Олёша дурачливо опустился на колени, вытащил из ручья бутылку водки и, махая ею по воздуху, предложил:
- Выпьем, отец?
- Ты - пей, мне - нельзя! Я - вечером...
- Ну, и я вечером... Эх, отец, - он обложил старика кирпичами матерщины, - колдун ты, а - святой, ей-богу! Душой ты прямо как дитя играешь, - человечьей душой. Лежал я тут и думал, - ах ты, думаю...
- Не шуми, Олёша...
Воротилась старуха с парнем, она сказала что-то Савелию виновато и тихо, он недоверчиво покачал головой и увёл их в пещеру, а Олёша, заметив меня в кустарнике, тяжело влез ко мне, ломая ветви.
- Городской, что ли?
Он был настроен весело, словоохотливо, ласково поругивался и всё хвалил Савелия:
- Большой это утешитель! Я вот прямо его душой живу, у меня своя душа злостью, как волосом, обросла. Я, брат, отчаянный...
Он долго расписывал себя страшными красками, но я ему не верил.
Старуха вышла из пещеры и, низко кланяясь Савелию, сказала:
- Уж ты, батюшка, не сердись на меня...
- Ладно, дружба...
- Сам знаешь...
- Знаю: всяк человек бедности боится. Нищий - никому не любезен, знаю! Ну, а всё-таки: бояться надо бога обидеть и в себе и в другом. Кабы мы бога-то помнили - и нищеты не было бы. Так-то, дружба! Иди с богом...
Парень шмыгал носом, смотрел на старика боязливо и прятался за спину мачехи. Пришла красивая женщина, видимо - мещанка, в сиреневом платье, в голубом платочке, из-под него сердито и недоверчиво сверкали большие серовато-синие глаза. И снова зазвучало обаятельное слово:
- Милая...
Олёша говорил, мешая мне слушать речь старика:
- Он всякую душу может расплавить, как олово. Великий он помощник мне, - без него я бы наделал делов - ой-ой - каких! Сибирь...

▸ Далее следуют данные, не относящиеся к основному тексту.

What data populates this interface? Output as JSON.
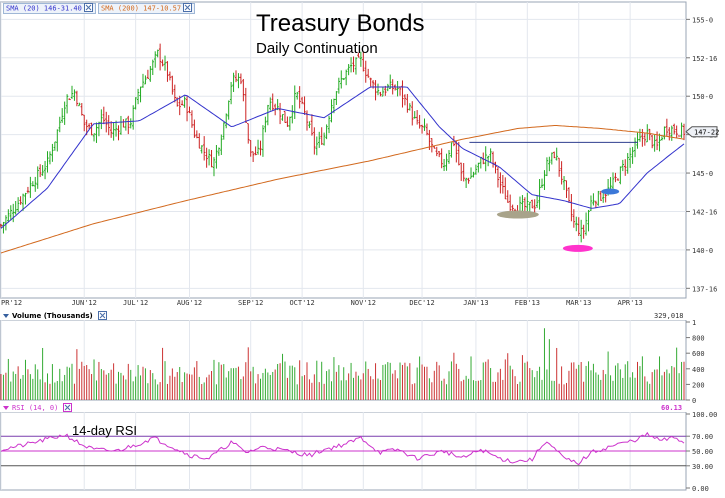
{
  "chart_data": [
    {
      "type": "candlestick",
      "title": "Treasury Bonds",
      "subtitle": "Daily Continuation",
      "price_axis_ticks": [
        "155-0",
        "152-16",
        "150-0",
        "147-16",
        "145-0",
        "142-16",
        "140-0",
        "137-16"
      ],
      "price_axis_values": [
        155.0,
        152.5,
        150.0,
        147.5,
        145.0,
        142.5,
        140.0,
        137.5
      ],
      "ylim": [
        137.0,
        156.0
      ],
      "last_price_label": "147-22",
      "last_price": 147.69,
      "x_tick_labels": [
        "PR'12",
        "JUN'12",
        "JUL'12",
        "AUG'12",
        "SEP'12",
        "OCT'12",
        "NOV'12",
        "DEC'12",
        "JAN'13",
        "FEB'13",
        "MAR'13",
        "APR'13"
      ],
      "x_tick_index": [
        0,
        34,
        55,
        77,
        102,
        123,
        148,
        172,
        194,
        215,
        236,
        257
      ],
      "bar_count": 280,
      "series": [
        {
          "name": "SMA (20)",
          "legend_text": "SMA (20) 146-31.40",
          "color": "#3333cc"
        },
        {
          "name": "SMA (200)",
          "legend_text": "SMA (200) 147-10.57",
          "color": "#d2691e"
        }
      ],
      "close_path": [
        [
          0,
          141.6
        ],
        [
          8,
          143.2
        ],
        [
          14,
          144.5
        ],
        [
          20,
          145.6
        ],
        [
          24,
          147.5
        ],
        [
          28,
          149.8
        ],
        [
          32,
          150.3
        ],
        [
          36,
          148.2
        ],
        [
          40,
          147.7
        ],
        [
          44,
          148.6
        ],
        [
          48,
          147.6
        ],
        [
          52,
          148.2
        ],
        [
          56,
          148.2
        ],
        [
          60,
          150.6
        ],
        [
          64,
          151.5
        ],
        [
          68,
          152.8
        ],
        [
          72,
          151.6
        ],
        [
          76,
          149.3
        ],
        [
          80,
          149.6
        ],
        [
          84,
          147.5
        ],
        [
          88,
          146.4
        ],
        [
          92,
          145.6
        ],
        [
          96,
          147.8
        ],
        [
          100,
          151.0
        ],
        [
          104,
          151.2
        ],
        [
          108,
          146.2
        ],
        [
          112,
          146.3
        ],
        [
          116,
          149.8
        ],
        [
          120,
          149.2
        ],
        [
          124,
          148.2
        ],
        [
          128,
          150.2
        ],
        [
          132,
          148.7
        ],
        [
          136,
          146.7
        ],
        [
          140,
          147.4
        ],
        [
          144,
          150.0
        ],
        [
          148,
          151.2
        ],
        [
          152,
          152.0
        ],
        [
          156,
          152.3
        ],
        [
          160,
          151.0
        ],
        [
          164,
          150.2
        ],
        [
          168,
          150.6
        ],
        [
          172,
          150.5
        ],
        [
          176,
          149.5
        ],
        [
          180,
          148.2
        ],
        [
          184,
          147.7
        ],
        [
          188,
          146.2
        ],
        [
          192,
          145.6
        ],
        [
          196,
          147.2
        ],
        [
          200,
          144.5
        ],
        [
          204,
          144.8
        ],
        [
          208,
          145.8
        ],
        [
          212,
          146.2
        ],
        [
          216,
          144.4
        ],
        [
          220,
          143.0
        ],
        [
          224,
          142.8
        ],
        [
          228,
          142.8
        ],
        [
          232,
          143.0
        ],
        [
          236,
          145.4
        ],
        [
          240,
          146.3
        ],
        [
          244,
          144.2
        ],
        [
          248,
          141.8
        ],
        [
          252,
          141.0
        ],
        [
          256,
          143.3
        ],
        [
          260,
          143.5
        ],
        [
          264,
          144.0
        ],
        [
          268,
          145.0
        ],
        [
          272,
          146.0
        ],
        [
          276,
          147.0
        ],
        [
          280,
          147.6
        ],
        [
          284,
          146.6
        ],
        [
          288,
          148.0
        ],
        [
          292,
          147.8
        ],
        [
          296,
          147.7
        ]
      ],
      "sma20_path": [
        [
          0,
          141.4
        ],
        [
          20,
          144.0
        ],
        [
          40,
          148.2
        ],
        [
          60,
          148.4
        ],
        [
          80,
          150.1
        ],
        [
          100,
          148.0
        ],
        [
          120,
          149.2
        ],
        [
          140,
          148.6
        ],
        [
          160,
          150.6
        ],
        [
          176,
          150.6
        ],
        [
          190,
          148.0
        ],
        [
          200,
          146.6
        ],
        [
          216,
          145.4
        ],
        [
          230,
          143.6
        ],
        [
          244,
          143.2
        ],
        [
          256,
          142.7
        ],
        [
          268,
          143.0
        ],
        [
          280,
          145.0
        ],
        [
          290,
          146.2
        ],
        [
          296,
          146.9
        ]
      ],
      "sma200_path": [
        [
          0,
          139.8
        ],
        [
          40,
          141.7
        ],
        [
          80,
          143.2
        ],
        [
          120,
          144.6
        ],
        [
          160,
          145.8
        ],
        [
          200,
          147.2
        ],
        [
          224,
          147.9
        ],
        [
          240,
          148.1
        ],
        [
          260,
          147.9
        ],
        [
          280,
          147.6
        ],
        [
          296,
          147.2
        ]
      ],
      "horizontal_line": {
        "value": 147.0,
        "from_index": 203,
        "to_index": 276
      },
      "ellipse_markers": [
        {
          "name": "feb-low-marker",
          "center_index": 224,
          "value": 142.3,
          "color": "#a8a38a"
        },
        {
          "name": "mar-low-marker",
          "center_index": 250,
          "value": 140.1,
          "color": "#ff33cc"
        },
        {
          "name": "apr-marker",
          "center_index": 264,
          "value": 143.8,
          "color": "#3c78d8"
        }
      ]
    },
    {
      "type": "bar",
      "title": "Volume (Thousands)",
      "last_value": "329,018",
      "axis_ticks": [
        "1",
        "800",
        "600",
        "400",
        "200",
        "0"
      ],
      "axis_values": [
        1000,
        800,
        600,
        400,
        200,
        0
      ],
      "ylim": [
        0,
        1000
      ],
      "notable_values": [
        {
          "index": 220,
          "value": 600
        },
        {
          "index": 236,
          "value": 920
        },
        {
          "index": 238,
          "value": 780
        }
      ],
      "typical_range": [
        200,
        500
      ]
    },
    {
      "type": "line",
      "title": "RSI (14, 0)",
      "annotation": "14-day RSI",
      "last_value": "60.13",
      "axis_ticks": [
        "100.00",
        "70.00",
        "50.00",
        "30.00",
        "0.00"
      ],
      "axis_values": [
        100,
        70,
        50,
        30,
        0
      ],
      "ylim": [
        0,
        100
      ],
      "reference_lines": [
        70,
        50,
        30
      ],
      "rsi_path": [
        [
          0,
          52
        ],
        [
          10,
          58
        ],
        [
          20,
          66
        ],
        [
          28,
          72
        ],
        [
          34,
          60
        ],
        [
          40,
          52
        ],
        [
          50,
          50
        ],
        [
          60,
          60
        ],
        [
          66,
          68
        ],
        [
          74,
          56
        ],
        [
          82,
          44
        ],
        [
          90,
          40
        ],
        [
          100,
          62
        ],
        [
          106,
          48
        ],
        [
          114,
          56
        ],
        [
          124,
          50
        ],
        [
          134,
          44
        ],
        [
          140,
          52
        ],
        [
          150,
          60
        ],
        [
          156,
          68
        ],
        [
          164,
          48
        ],
        [
          172,
          52
        ],
        [
          180,
          40
        ],
        [
          192,
          50
        ],
        [
          200,
          40
        ],
        [
          208,
          52
        ],
        [
          216,
          40
        ],
        [
          222,
          36
        ],
        [
          230,
          38
        ],
        [
          236,
          64
        ],
        [
          244,
          40
        ],
        [
          250,
          33
        ],
        [
          256,
          48
        ],
        [
          266,
          58
        ],
        [
          274,
          64
        ],
        [
          280,
          72
        ],
        [
          286,
          64
        ],
        [
          292,
          68
        ],
        [
          296,
          62
        ]
      ]
    }
  ]
}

А снизу возносилась песня Савелия:
- Тебе, красота, всякий мужчина - счастье, а ты - говоришь эдакое злое! Милая, - гони злобу прочь; гляди-ко ты: что люди празднуют? Все наши праздники - добру знаменье, а не злобе. Чему не веришь? Себе не веришь, женской силе твоей не веришь, красоте твоей, а - что в красоте скрыто? Божий дух в ней... Мил-лая...
Взволнованный глубоко, я готов был плакать от радости, - велика магическая сила слова, оживлённого любовью!
До поры, когда овраг налился густою тьмой облачной ночи, Савелия посетило человек тридцать, - приходили солидные деревенские "старики" с посохами в руках, являлись какие-то угнетённые горем, растерянные люди, но более половины посетителей - женщины. Я уже не слушал однообразных жалоб людей, а только нетерпеливо ждал от Савелия его слова. К ночи он разрешил мне и Олёше разжечь костёр на камнях площадки, мы готовили чай и ужин, а он, сидя у костра, отгонял полой армяка разное "живое", привлечённое огнём.
- Вот и ещё денёк отслужил душе, - сказал он задумчиво и устало.
Олёша хозяйственно советовал ему:
- Напрасно ты денег не берёшь с людей...
- Не подходяще это мне...
- А ты с одного возьми, другому отдай. Вот мне бы дал. Я бы лошадь купил...
- Ты, Олёша, скажи завтра ребятишкам - прибежали бы ко мне, у меня гостинцы есть для них, - много сегодня бабы натаскали разного...
Олёша пошёл к ручью мыть руки, а я сказал Савелию:
- Хорошо ты, дедушка Савёл, говоришь с людьми...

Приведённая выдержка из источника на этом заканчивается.